How to use GNU/Parallel and pg_dump ?
I work with the PostgreSQL database server and for the backup process, I use the pg_dump utility.
If you have many databases, you know there is a problem with this tool. In fact, it’s a serial process, it saves database after another and if you have a big one, you risk to wait for longtime. In my situation, this is problematic and I looked to use an other tool to parallelize the process.

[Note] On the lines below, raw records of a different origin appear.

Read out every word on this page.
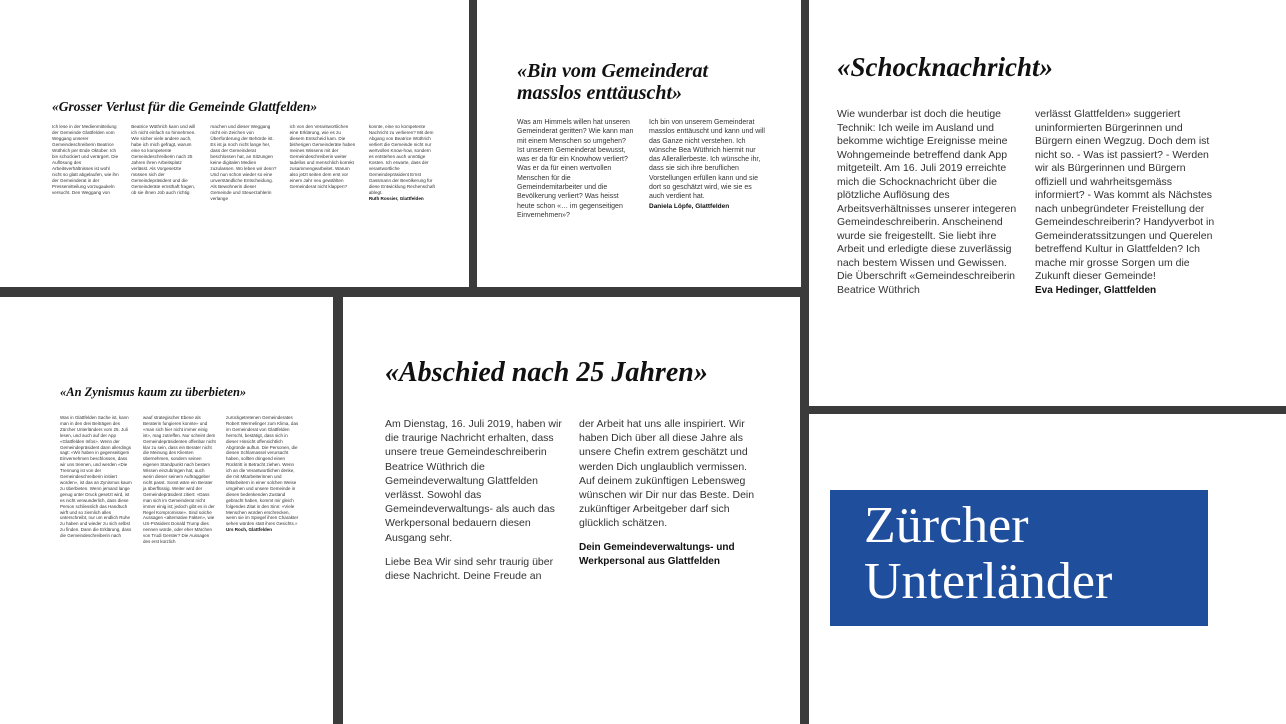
«Grosser Verlust für die Gemeinde Glattfelden»
Ich lese in der Medienmitteilung der Gemeinde Glattfelden vom Weggang unserer Gemeindeschreiberin Beatrice Wüthrich per Ende Oktober. Ich bin schockiert und verärgert. Die Auflösung des Arbeitsverhältnisses ist wohl nicht so glatt abgelaufen, wie ihn der Gemeinderat in der Pressemitteilung vorzugaukeln versucht. Den Weggang von
Beatrice Wüthrich kann und will ich nicht einfach so hinnehmen. Wie sicher viele andere auch, habe ich mich gefragt, warum eine so kompetente Gemeindeschreiberin nach 25 Jahren ihren Arbeitsplatz verlässt. Als Vorgesetzte müssen sich der Gemeindepräsident und die Gemeinderäte ernsthaft fragen, ob sie ihnen Job auch richtig
machen und dieser Weggang nicht ein Zeichen von Überforderung der Behörde ist. Es ist ja noch nicht lange her, dass der Gemeinderat beschlossen hat, an Sitzungen keine digitalen Medien zuzulassen. Wo leben wir denn? Und nun schon wieder so eine unverständliche Entscheidung. Als Bewohnerin dieser Gemeinde und Steuerzahlerin verlange
ich von den Verantwortlichen eine Erklärung, wie es zu diesem Entscheid kam. Die bisherigen Gemeinderäte haben meines Wissens mit der Gemeindeschreiberin weiter tadellos und menschlich korrekt zusammengearbeitet. Warum also jetzt seiten dem erst vor einem Jahr neu gewählten Gemeinderat nicht klappen?
konnte, eine so kompetente Nachricht zu verlieren? Mit dem Abgang von Beatrice Wüthrich verliert die Gemeinde nicht nur wertvolles Know-how, sondern es entstehen auch unnötige Kosten. Ich erwarte, dass der verantwortliche Gemeindepräsident Ernst Gassmann der Bevölkerung für diese Entwicklung Rechenschaft ablegt.
Ruth Rossier, Glattfelden
«Bin vom Gemeinderat masslos enttäuscht»
Was am Himmels willen hat unseren Gemeinderat geritten? Wie kann man mit einem Menschen so umgehen? Ist unserem Gemeinderat bewusst, was er da für ein Knowhow verliert? Was er da für einen wertvollen Menschen für die Gemeindemitarbeiter und die Bevölkerung verliert? Was heisst heute schon «… im gegenseitigen Einvernehmen»?
Ich bin von unserem Gemeinderat masslos enttäuscht und kann und will das Ganze nicht verstehen. Ich wünsche Bea Wüthrich hiermit nur das Allerallerbeste. Ich wünsche ihr, dass sie sich ihre beruflichen Vorstellungen erfüllen kann und sie dort so geschätzt wird, wie sie es auch verdient hat.
Daniela Löpfe, Glattfelden
«Schocknachricht»
Wie wunderbar ist doch die heutige Technik: Ich weile im Ausland und bekomme wichtige Ereignisse meine Wohngemeinde betreffend dank App mitgeteilt. Am 16. Juli 2019 erreichte mich die Schocknachricht über die plötzliche Auflösung des Arbeitsverhältnisses unserer integeren Gemeindeschreiberin. Anscheinend wurde sie freigestellt. Sie liebt ihre Arbeit und erledigte diese zuverlässig nach bestem Wissen und Gewissen. Die Überschrift «Gemeindeschreiberin Beatrice Wüthrich
verlässt Glattfelden» suggeriert uninformierten Bürgerinnen und Bürgern einen Wegzug. Doch dem ist nicht so. - Was ist passiert? - Werden wir als Bürgerinnen und Bürgern offiziell und wahrheitsgemäss informiert? - Was kommt als Nächstes nach unbegründeter Freistellung der Gemeindeschreiberin? Handyverbot in Gemeinderatssitzungen und Querelen betreffend Kultur in Glattfelden? Ich mache mir grosse Sorgen um die Zukunft dieser Gemeinde!
Eva Hedinger, Glattfelden
«An Zynismus kaum zu überbieten»
Was in Glattfelden Sache ist, kann man in den drei Beiträgen des Zürcher Unterländers vom 25. Juli lesen, und auch auf der App «Glattfelden Infos». Wenn der Gemeindepräsident dann allerdings sagt: «Wir haben in gegenseitigem Einvernehmen beschlossen, dass wir uns trennen, und werden «Die Trennung ist von der Gemeindeschreiberin initiiert worden», ist das an Zynismus kaum zu überbieten. Wenn jemand lange genug unter Druck gesetzt wird, ist es nicht verwunderlich, dass diese Person schliesslich das Handtuch wirft und so ziemlich alles unterschreibt, nur um endlich Ruhe zu haben und wieder zu sich selbst zu finden. Dann die Erklärung, dass die Gemeindeschreiberin nach
wauf strategischer Ebene als Beraterin fungieren konnte» und «man sich hier nicht immer einig ist», mag zutreffen. Nur scheint dem Gemeindepräsidenten offenbar nicht klar zu sein, dass ein Berater nicht die Meinung des Klienten übernehmen, sondern seinen eigenen Standpunkt nach bestem Wissen einzubringen hat, auch wenn dieser seinem Auftraggeber nicht passt. Sonst wäre ein Berater ja überflüssig. Weiter wird der Gemeindepräsident zitiert: «Dass man sich im Gemeinderat nicht immer einig ist; jedoch gibt es in der Regel Kompromisse». Sind solche Aussagen «alternative Fakten», wie US-Präsident Donald Trump dies nennen würde, oder eher Märchen von Trudi Gerster? Die Aussagen des erst kürzlich
zurückgetretenen Gemeinderates Robert Wermelinger zum Klima, das im Gemeinderat von Glattfelden herrscht, bestätigt, dass sich in dieser Hinsicht offensichtlich Abgründe auftun. Die Personen, die diesen Schlamassel verursacht haben, sollten dringend einen Rücktritt in Betracht ziehen. Wenn ich an die Verantwortlichen denke, die mit Mitarbeiterinnen und Mitarbeitern in einer solchen Weise umgehen und unsere Gemeinde in diesen bedenkenden Zustand gebracht haben, kommt mir gleich folgendes Zitat in den Sinn: «Viele Menschen würden erschrecken, wenn sie im Spiegel ihren Charakter sehen würden statt ihres Gesichts.»
Urs Roch, Glattfelden
«Abschied nach 25 Jahren»

Am Dienstag, 16. Juli 2019, haben wir die traurige Nachricht erhalten, dass unsere treue Gemeindeschreiberin Beatrice Wüthrich die Gemeindeverwaltung Glattfelden verlässt. Sowohl das Gemeindeverwaltungs- als auch das Werkpersonal bedauern diesen Ausgang sehr.

Liebe Bea Wir sind sehr traurig über diese Nachricht. Deine Freude an

der Arbeit hat uns alle inspiriert. Wir haben Dich über all diese Jahre als unsere Chefin extrem geschätzt und werden Dich unglaublich vermissen. Auf deinem zukünftigen Lebensweg wünschen wir Dir nur das Beste. Dein zukünftiger Arbeitgeber darf sich glücklich schätzen.

Dein Gemeindeverwaltungs- und Werkpersonal aus Glattfelden

Zürcher
Unterländer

But I discovered the tool GNU/Parallel.
GNU/Parallel is a shell tool for executing jobs in parallel using one or more computers.
Installation
wget http://ftp.gnu.org/gnu/parallel/parallel-20110722.tar.bz2
tar xfj parallel-20110722.tar.bz2
cd parallel-20110722
./configure --prefix=/opt/local
make
make install
The Script
#!/usr/bin/env bash
# Path to the GNU/Parallel tool
PARALLEL=/opt/local/bin/parallel
# We select all the databases we want to backup except the 'template0',
# 'template1' and 'postgres' databases
INPUTLIST=`psql -d postgres -A -t <<EOF
SELECT datname FROM pg_database
WHERE datname NOT IN ('template0','template1','postgres')
ORDER BY datname ASC;
EOF`
# And we call the parallel tool with the right arguments
CMD='pg_dump --no-owner {} | gzip -9 > ${OUTPUT_DIR}/{}.dump.sql.gz'
(echo "$INPUTLIST") | $PARALLEL "$CMD"
If you have an other solution to this problem, I’m interrested
In a future post, I will show you how to use GNU/Parallel and rsnapshot to parallelize the rsync tool.